Leaning into the opportunity, in fact, Cary expects Metal Wares sales to grow by 25% or more this year solely from increased contract manufacturing of wares for other companies that it doesn’t sell under its own brands. They include diverse products from consumer-storage totes to industrial safety equipment such as eyewash stations—the latter category experiencing a boom in demand as U.S. manufacturers deal increasingly with inexperienced factory workers.
And Metal Ware is making more of each product than it might have before covid, Carey explained, because many of the supply-chain disasters being visited on U.S. companies these days stem from their success in keeping inventories spare under philosophies such as just-in-time manufacturing.
“We lived so long with lean manufacturing, and with the supply chain being so efficient, that many retailers were significantly hurt on their top line by the problems of the last 18 months,” Carey said. “Now, [retailers] are looking at their suppliers and saying, ‘We need inventory on shore to hedge against further disruption.’ We have to get back to intelligent warehousing.”
Carey grew up in the area north of Milwaukee tinkering with cars in his father’s Volkswagen dealership, and launched his first company refurbishing and then selling original German Solex carburetors all over the world. He also picked up a law degree and became general counsel at Metal Ware, a family-owned company, in 2005. After attempting unsuccessfully to buy the company in 2009, Carey began another stint as an entrepreneur, starting a company that made coolers and wild-game smokers for sportsmen and women – and financing its growth by flipping houses.
On election night in November 2016, Carey finally was able to buy Metal Ware. The quick establishment of big tariffs on Chinese-made goods by President Trump helped prompt Carey to invest several million dollars immediately in Metal Ware’s own injection-mold and rotational-mold equipment and in ramping up domestic manufacturing.
The company’s historically best-known product, Nesco roasters, are still made largely in China because it’s much less expensive there to conduct the highly energy-intensive part of the manufacturing—melting sand into porcelain coating –than in the United States. But Carey moved decisively to make domestically the major components of its American Harvest food dehydrators, which have become increasingly popular beginning with “preppers’” purchases in advance of Y2K in 1999 and continuing with the growth of home gardens and food preservation.
Metal Ware’s product line has expanded steadily to also include vacuum sealers and coffee percolators. The pandemic stoked demand for many of its housewares; for example, “People started making a lot more candles at home because of the pandemic,” he said. “We make the components they need and we can build them more competitively than our overseas competition. they could do it from home,” he said. “And as people started eating more at home, they bought more vacuum sealers, purchasing more foods in bulk and then breaking them down into smaller sizes” for preservation.
And as sales of various Metal Ware products have grown, Carey said, the company has continued to do most of the manufacturing, including its aluminum ware.

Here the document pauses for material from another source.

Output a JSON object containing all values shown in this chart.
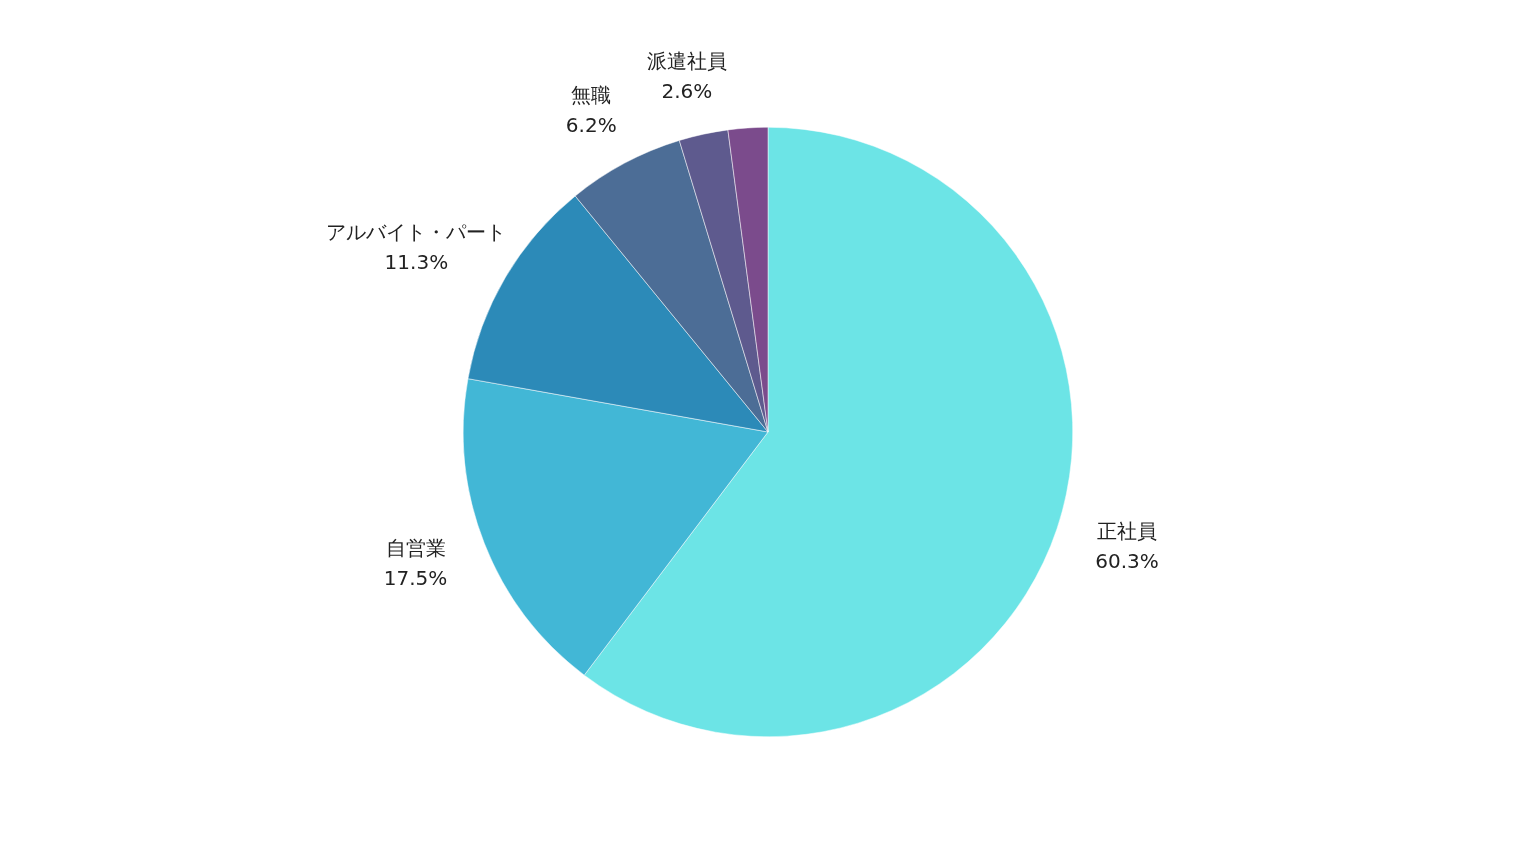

The Two Rivers area is part of what many locals call the “Aluminum Triangle” because of the historic importance of Metal Ware and other small-appliance manufacturers such as West Bend and Mirro in nearby cities.
Carey believes consumption trends, manufacturing exigencies and political factors will continue to favor his strategy for Metal Ware, its two Wisconsin plants and distribution center, and its 170 employees.
“For made-in-the-USA, we’re at the right place and right time and on the precipice of a renaissance of American manufacturing,” he said.